Mais do que uma feira, a Exposul Rural foi um fenômeno. Um daqueles eventos difíceis de rotular, e talvez aí estivesse parte do seu encanto. Era exposição, era festa, era vitrine de negócios, era palco de conhecimento. Um mosaico vibrante que reunia produtores, técnicos, empresas, famílias inteiras e curiosos vindos não só do Espírito Santo, mas também do norte do Rio de Janeiro e da Zona da Mata mineira. Todos em busca de algo que o evento sempre entregou com generosidade: inovação, troca e pertencimento.

















Havia desafios, muitos. Um espaço imenso, uma programação ambiciosa e aquela sensação constante de que tudo estava acontecendo ao mesmo tempo, e, às vezes, sendo finalizado ao mesmo tempo também. Do lado de fora, o trânsito travado denunciava o sucesso. Do lado de dentro, o “caos criativo” era quase uma assinatura. Era gente correndo, estrutura sendo ajustada, comunicação visual ganhando forma enquanto o público já ocupava os corredores. E, no meio disso tudo, uma engrenagem humana que fazia acontecer.
Nomes, rostos e histórias que hoje fazem parte da memória afetiva de quem viveu aquilo intensamente.

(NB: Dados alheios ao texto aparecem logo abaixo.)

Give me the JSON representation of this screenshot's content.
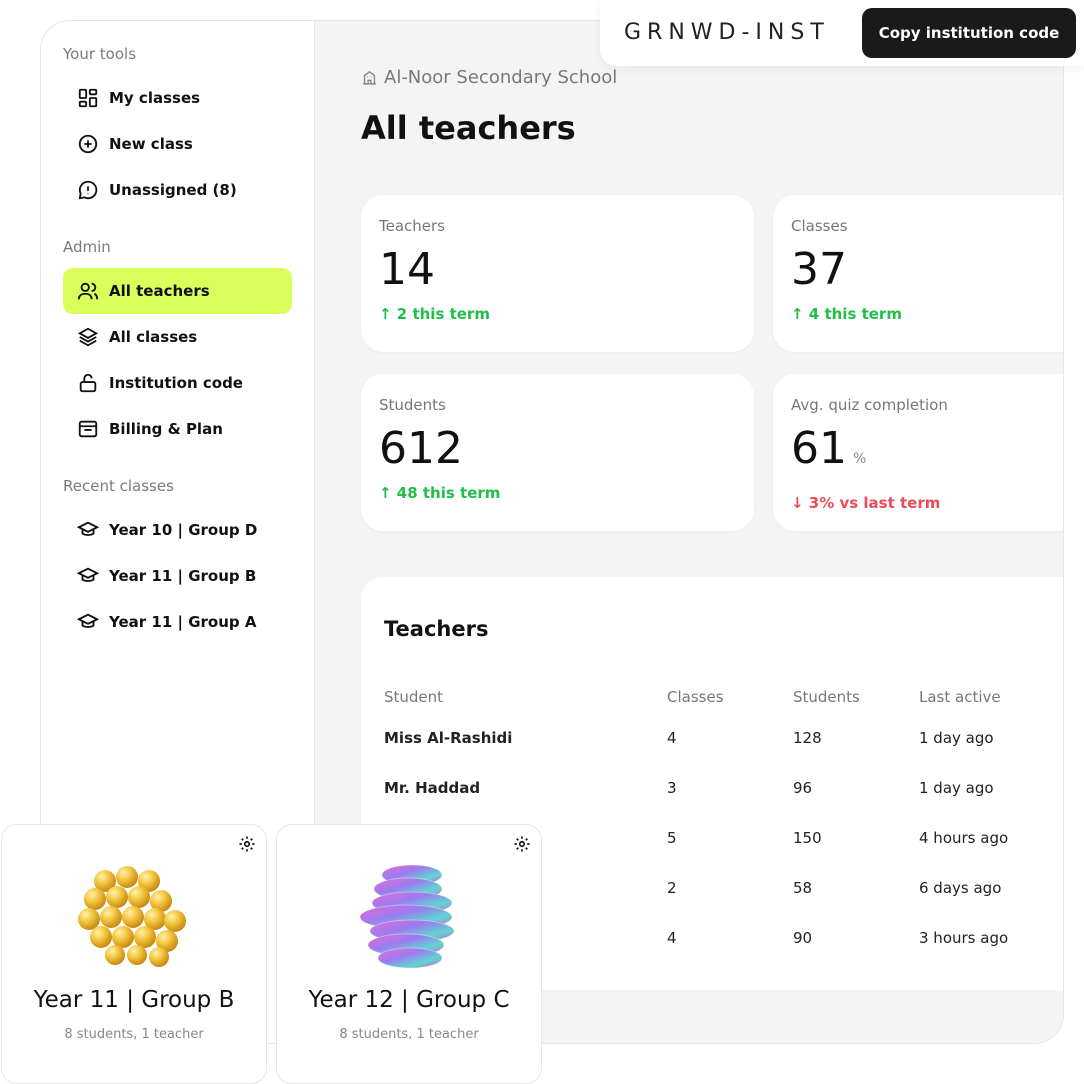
{
  "sidebar": {
    "sections": {
      "tools": "Your tools",
      "admin": "Admin",
      "recent": "Recent classes"
    },
    "tools": [
      "My classes",
      "New class",
      "Unassigned (8)"
    ],
    "admin": [
      "All teachers",
      "All classes",
      "Institution code",
      "Billing & Plan"
    ],
    "recent": [
      "Year 10 | Group D",
      "Year 11 | Group B",
      "Year 11 | Group A"
    ],
    "active_item": "All teachers",
    "accent_color": "#d9ff5c"
  },
  "topbar": {
    "institution_code": "GRNWD-INST",
    "copy_button": "Copy institution code"
  },
  "main": {
    "school_name": "Al-Noor Secondary School",
    "page_title": "All teachers",
    "stats": [
      {
        "label": "Teachers",
        "value": "14",
        "unit": "",
        "delta": "↑ 2 this term",
        "trend": "up"
      },
      {
        "label": "Classes",
        "value": "37",
        "unit": "",
        "delta": "↑ 4 this term",
        "trend": "up"
      },
      {
        "label": "Students",
        "value": "612",
        "unit": "",
        "delta": "↑ 48 this term",
        "trend": "up"
      },
      {
        "label": "Avg. quiz completion",
        "value": "61",
        "unit": "%",
        "delta": "↓ 3% vs last term",
        "trend": "down"
      }
    ],
    "colors": {
      "up": "#1fbf4a",
      "down": "#ef4b55"
    },
    "table": {
      "title": "Teachers",
      "columns": [
        "Student",
        "Classes",
        "Students",
        "Last active"
      ],
      "rows": [
        [
          "Miss Al-Rashidi",
          "4",
          "128",
          "1 day ago"
        ],
        [
          "Mr. Haddad",
          "3",
          "96",
          "1 day ago"
        ],
        [
          "",
          "5",
          "150",
          "4 hours ago"
        ],
        [
          "",
          "2",
          "58",
          "6 days ago"
        ],
        [
          "",
          "4",
          "90",
          "3 hours ago"
        ]
      ]
    }
  },
  "class_cards": [
    {
      "name": "Year 11 | Group B",
      "meta": "8 students, 1 teacher",
      "icon": "gear-icon",
      "art": "golden-spheres"
    },
    {
      "name": "Year 12 | Group C",
      "meta": "8 students, 1 teacher",
      "icon": "gear-icon",
      "art": "iridescent-twisted-shape"
    }
  ]
}
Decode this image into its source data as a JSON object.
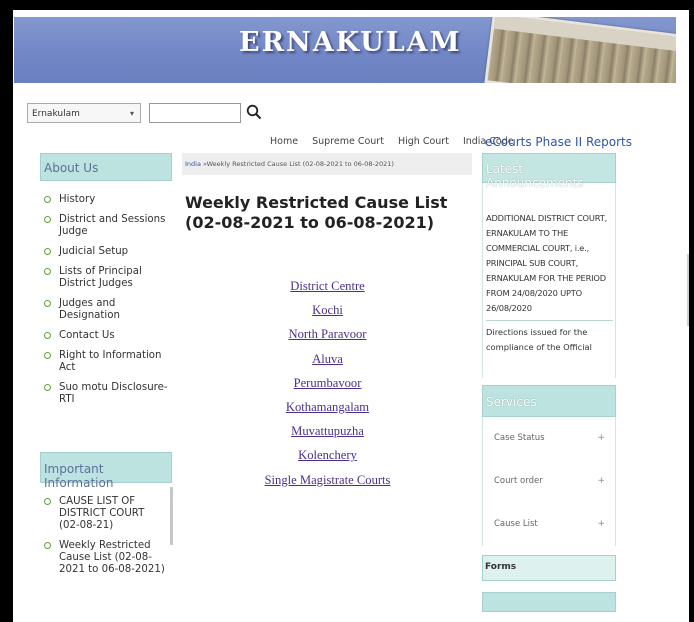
{
  "banner": {
    "title": "ERNAKULAM"
  },
  "search": {
    "district_value": "Ernakulam",
    "query": ""
  },
  "topnav": {
    "items": [
      "Home",
      "Supreme Court",
      "High Court",
      "India Code"
    ],
    "ecourts": "eCourts Phase II Reports"
  },
  "about": {
    "heading": "About Us",
    "items": [
      "History",
      "District and Sessions Judge",
      "Judicial Setup",
      "Lists of Principal District Judges",
      "Judges and Designation",
      "Contact Us",
      "Right to Information Act",
      "Suo motu Disclosure-RTI"
    ]
  },
  "important": {
    "heading": "Important Information",
    "items": [
      "CAUSE LIST OF DISTRICT COURT (02-08-21)",
      "Weekly Restricted Cause List (02-08-2021 to 06-08-2021)"
    ]
  },
  "breadcrumb": {
    "root": "India",
    "current": "Weekly Restricted Cause List (02-08-2021 to 06-08-2021)"
  },
  "main": {
    "title_line1": "Weekly Restricted Cause List",
    "title_line2": "(02-08-2021 to 06-08-2021)",
    "links": [
      "District Centre",
      "Kochi",
      "North Paravoor",
      "Aluva",
      "Perumbavoor",
      "Kothamangalam",
      "Muvattupuzha",
      "Kolenchery",
      "Single Magistrate Courts"
    ]
  },
  "latest": {
    "heading": "Latest Announcements",
    "items": [
      "ADDITIONAL DISTRICT COURT, ERNAKULAM TO THE COMMERCIAL COURT, i.e., PRINCIPAL SUB COURT, ERNAKULAM FOR THE PERIOD FROM 24/08/2020 UPTO 26/08/2020",
      "Directions issued for the compliance of the Official"
    ]
  },
  "services": {
    "heading": "Services",
    "items": [
      {
        "label": "Case Status",
        "toggle": "+"
      },
      {
        "label": "Court order",
        "toggle": "+"
      },
      {
        "label": "Cause List",
        "toggle": "+"
      }
    ]
  },
  "forms": {
    "heading": "Forms"
  },
  "colors": {
    "banner": "#7287c6",
    "box_heading": "#bde3e1",
    "link_purple": "#4b2f8e",
    "link_blue": "#2e56a8",
    "bullet_green": "#5fa13f"
  }
}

A correria incansável de quem organizava, a ousadia de quem apostava, a entrega de quem acreditava que o agro também precisa de palco, de voz e de conexão. Foi nesse ambiente pulsante que muitos profissionais se reinventaram, inclusive quem sempre preferiu os bastidores e, de repente, se viu diante de um público gigante, conduzindo um evento do tamanho da Exposul Rural. E deu certo.
Porque ali, no improviso bem-intencionado, na energia coletiva, tudo acabava encontrando seu lugar.
A feira também foi berço de movimentos importantes. Foi ali que iniciativas ganharam corpo, como o protagonismo feminino no agro capixaba, com encontros marcantes que reuniram centenas de mulheres e ajudaram a consolidar uma agenda que hoje é permanente e crescente. Foi ali que o conhecimento técnico encontrou linguagem acessível, que negócios foram fechados, que ideias germinaram.
E quando o mundo parou, a Exposul Rural não deixou de existir, ela se transformou. Em plena pandemia, rompeu barreiras físicas e apostou no digital, promovendo uma maratona de conteúdo que conectou pessoas de diferentes países por mais de dez horas. Uma ousadia que traduziu bem o espírito do evento: inquieto, resiliente e inovador.
A Exposul Rural deixou saudade, e não é pouca. Deixou um vazio em abril, mas também um legado robusto. Mostrou que o agro capixaba tem força, tem público, tem sede de conhecimento e capacidade de mobilização. Mostrou que eventos desse porte não são apenas vitrines comerciais: são catalisadores de desenvolvimento regional, fortalecem cadeias produtivas, aproximam o campo da cidade e ajudam a construir identidade.
Hoje, quando abril se aproxima e o calendário já não traz mais aquele compromisso, fica a nostalgia, mas, sobretudo, o reconhecimento. A Exposul Rural foi um capítulo importante da história do agronegócio do Espírito Santo. E como todo capítulo marcante, continua ecoando.
Porque os eventos passam. Mas o que eles constroem, em pessoas, em ideias e em caminhos, permanece.